The derivative of $f(x)=xe^{-x}$by the first principle is given by

$(xe^{-x})’$ = lim_{h→0} $\dfrac{(x+h)e^{-(x+h)}-xe^{-x}}{h}$

= lim_{h→0} $\dfrac{xe^{-(x+h)}+he^{-(x+h)}-xe^{-x}}{h}$

= lim_{h→0} $\big(\dfrac{xe^{-(x+h)}-xe^{-x}}{h}$ $+\dfrac{he^{-(x+h)}}{h} \big)$

= lim_{h→0} $\dfrac{xe^{-x}e^{-h}-xe^{-x}}{h}$ + lim_{h→0} $e^{-(x+h)}$

= xe^{-x} lim_{h→0} $\dfrac{e^{-h}-1}{h}$ $+e^{-(x+0)}$

= xe^{-x} lim_{h→0} $\dfrac{e^{-h}-1}{-h} \times (-1)$ +e^{-x}

Let z=-h. Then z →0 as h →0.

= -xe^{-x} lim_{h→0} $\dfrac{e^{z}-1}{z}$ $+e^{-x}$

= -xe^{-x} ⋅ 1 +e^{-x} as we know that the limit of (e^{z}-1)/z tends to 1 when z tends to 0.

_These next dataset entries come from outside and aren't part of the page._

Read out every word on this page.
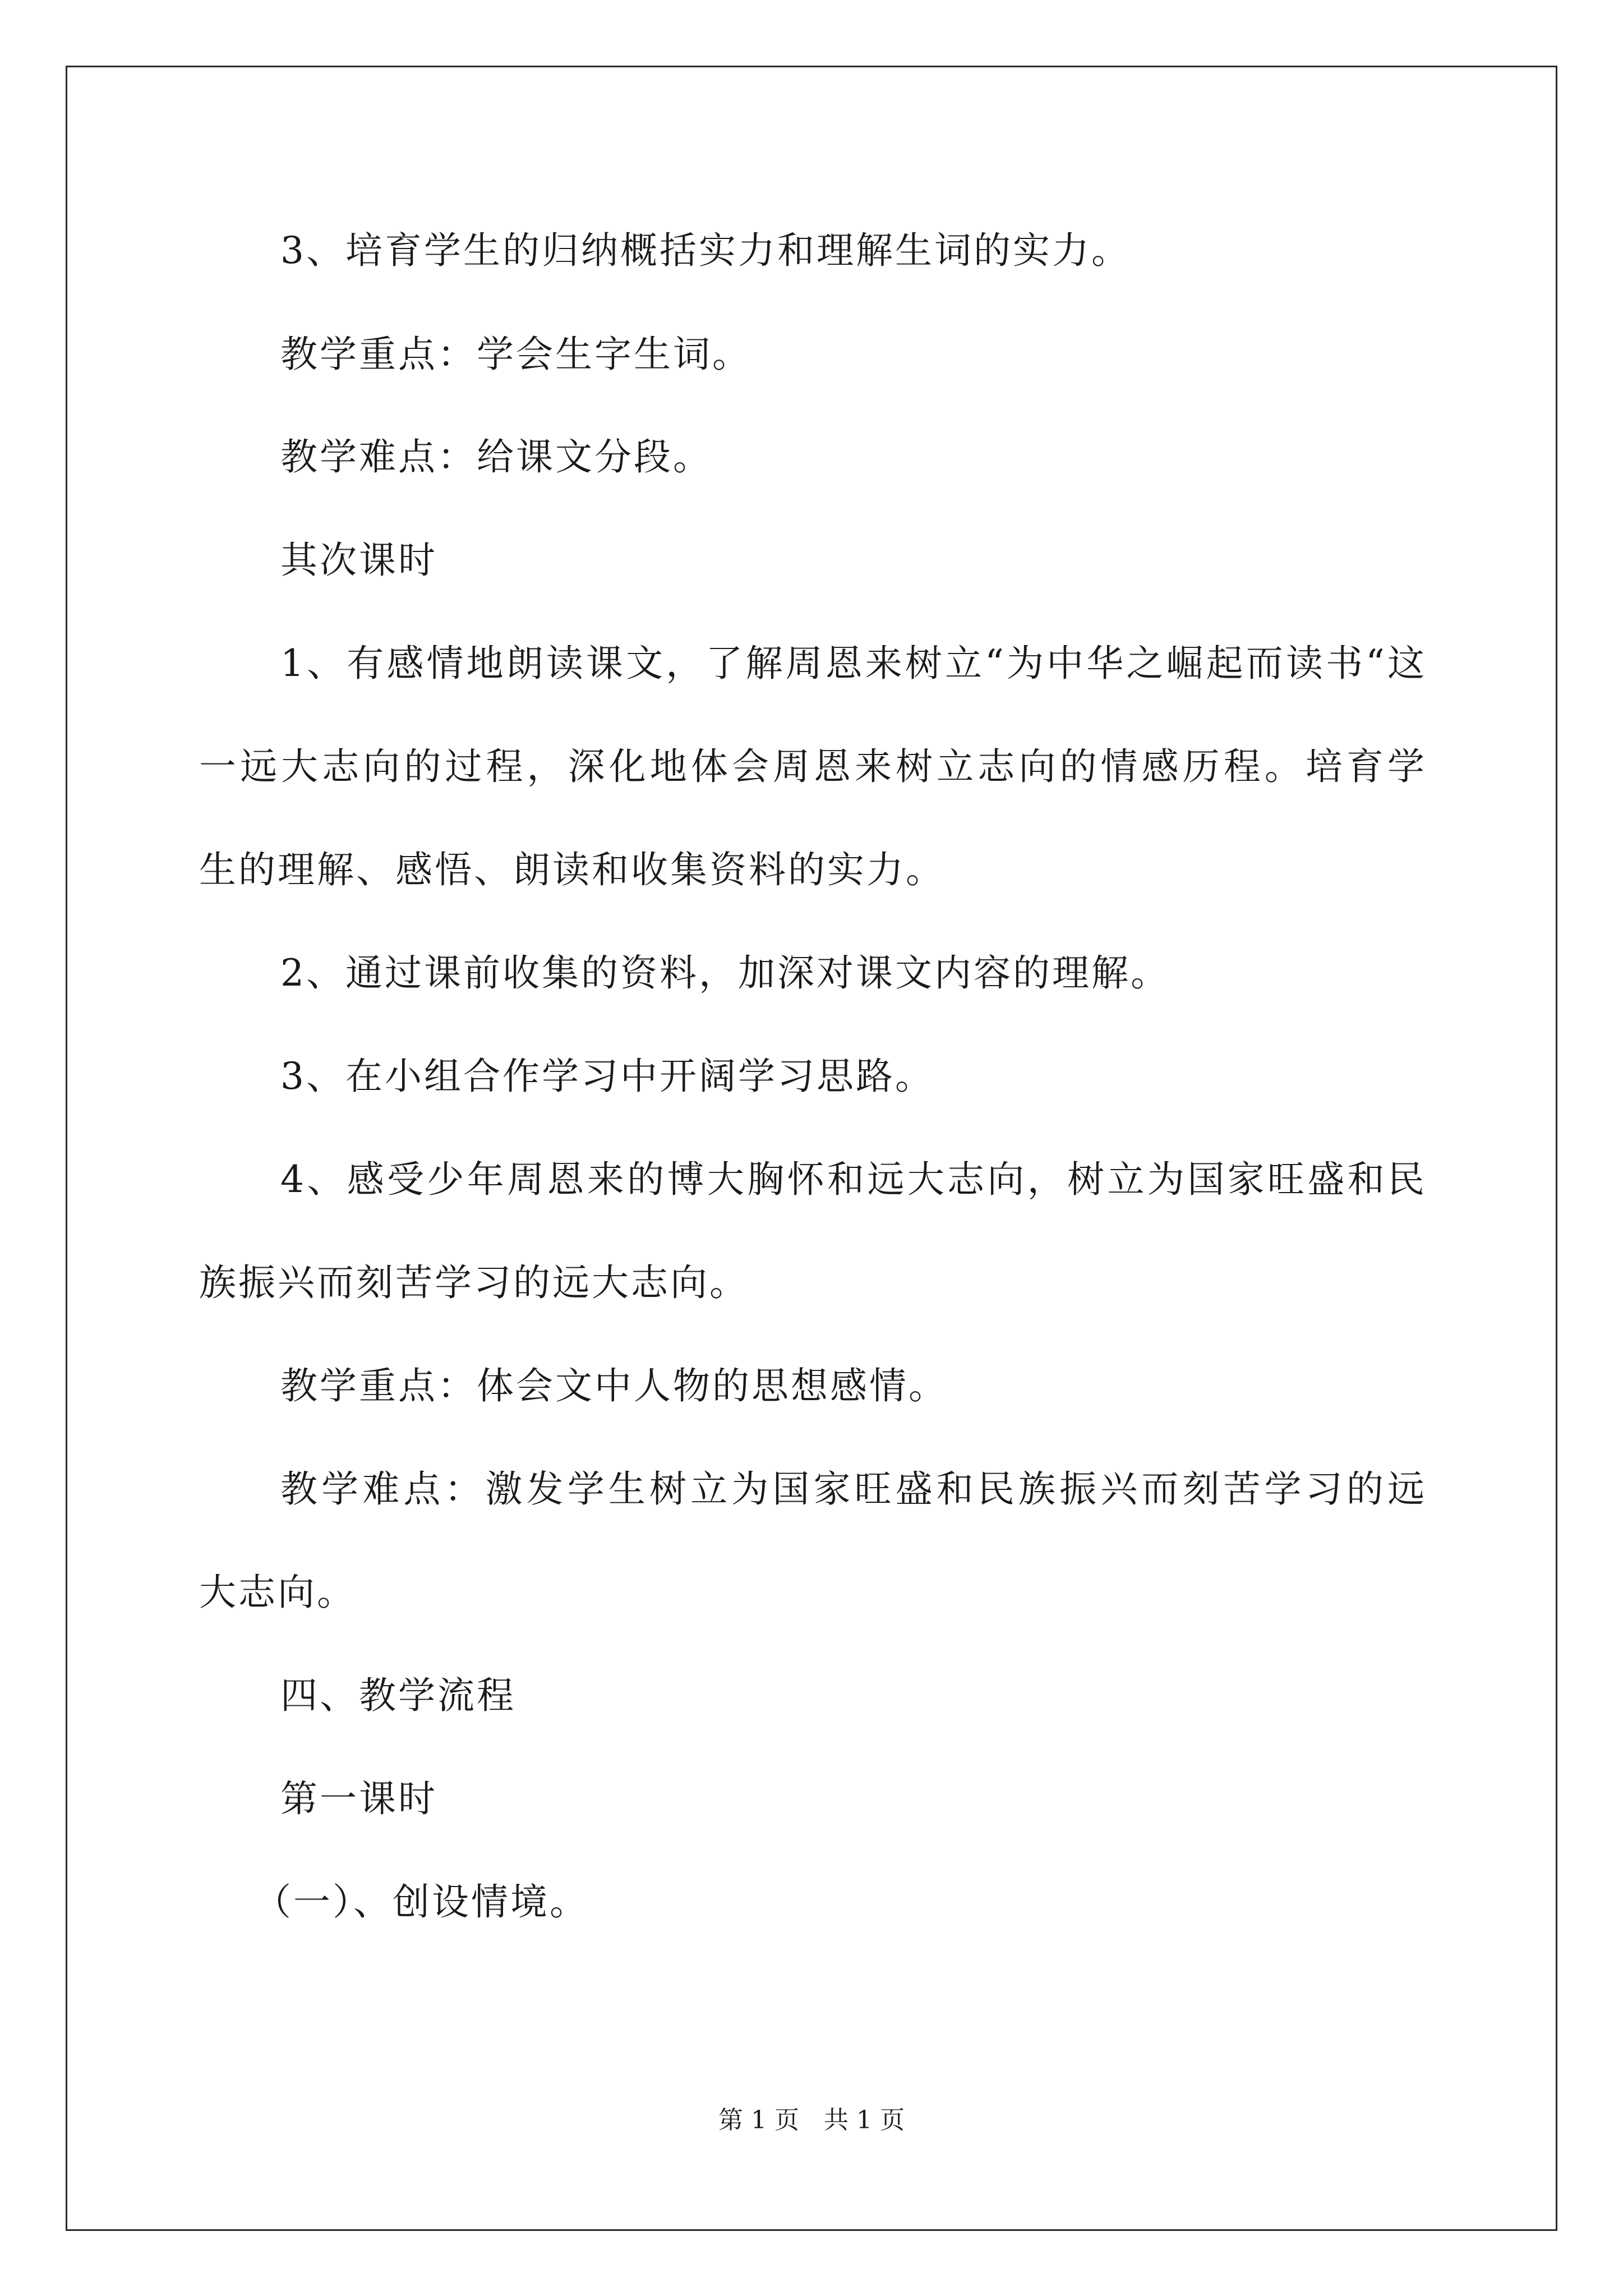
3、培育学生的归纳概括实力和理解生词的实力。
教学重点：学会生字生词。
教学难点：给课文分段。
其次课时
1、有感情地朗读课文，了解周恩来树立“为中华之崛起而读书“这
一远大志向的过程，深化地体会周恩来树立志向的情感历程。培育学
生的理解、感悟、朗读和收集资料的实力。
2、通过课前收集的资料，加深对课文内容的理解。
3、在小组合作学习中开阔学习思路。
4、感受少年周恩来的博大胸怀和远大志向，树立为国家旺盛和民
族振兴而刻苦学习的远大志向。
教学重点：体会文中人物的思想感情。
教学难点：激发学生树立为国家旺盛和民族振兴而刻苦学习的远
大志向。
四、教学流程
第一课时
（一）、创设情境。
第 1 页　共 1 页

= -xe^{-x} +e^{-x} = (1-x)e^{-x}.

Hence, the derivative of xe^{-x} from the first principle is equal to (1-x)e^{-x}.

## Derivative of xe^{-x} by Product Rule

Product rule of derivatives says that if f(x) = g(x) h(x) is a product of two functions, then the derivative of f(x) is given by

$\dfrac{d}{dx}(f(x))$ $=g(x) \dfrac{d}{dx}(h(x))+h(x) \dfrac{d}{dx}(g(x))$

We have f(x)=xe^{-x}.

Take g(x)=x and h(x)=e^{-x} in the product rule.

Thus, the derivative of f(x)=xe^{-x} by the product rule is equal to

$\dfrac{d}{dx}(xe^{-x})$ $=x \dfrac{d}{dx}(e^{-x})+e^{-x} \dfrac{d}{dx}(x)$

= – xe^{-x} +e^{-x} ⋅ 1

= (1-x)e^{-x}

Hence, the derivative of xe^{-x} by the product rule is (1-x)e^{-x}.

**Also Read:**

Derivative of root x + 1 by root x

## FAQs

### Q1: What is the derivative of xe^{-x}?

Answer: The derivative of xe^{-x} is equal to (1-x)e^{-x}.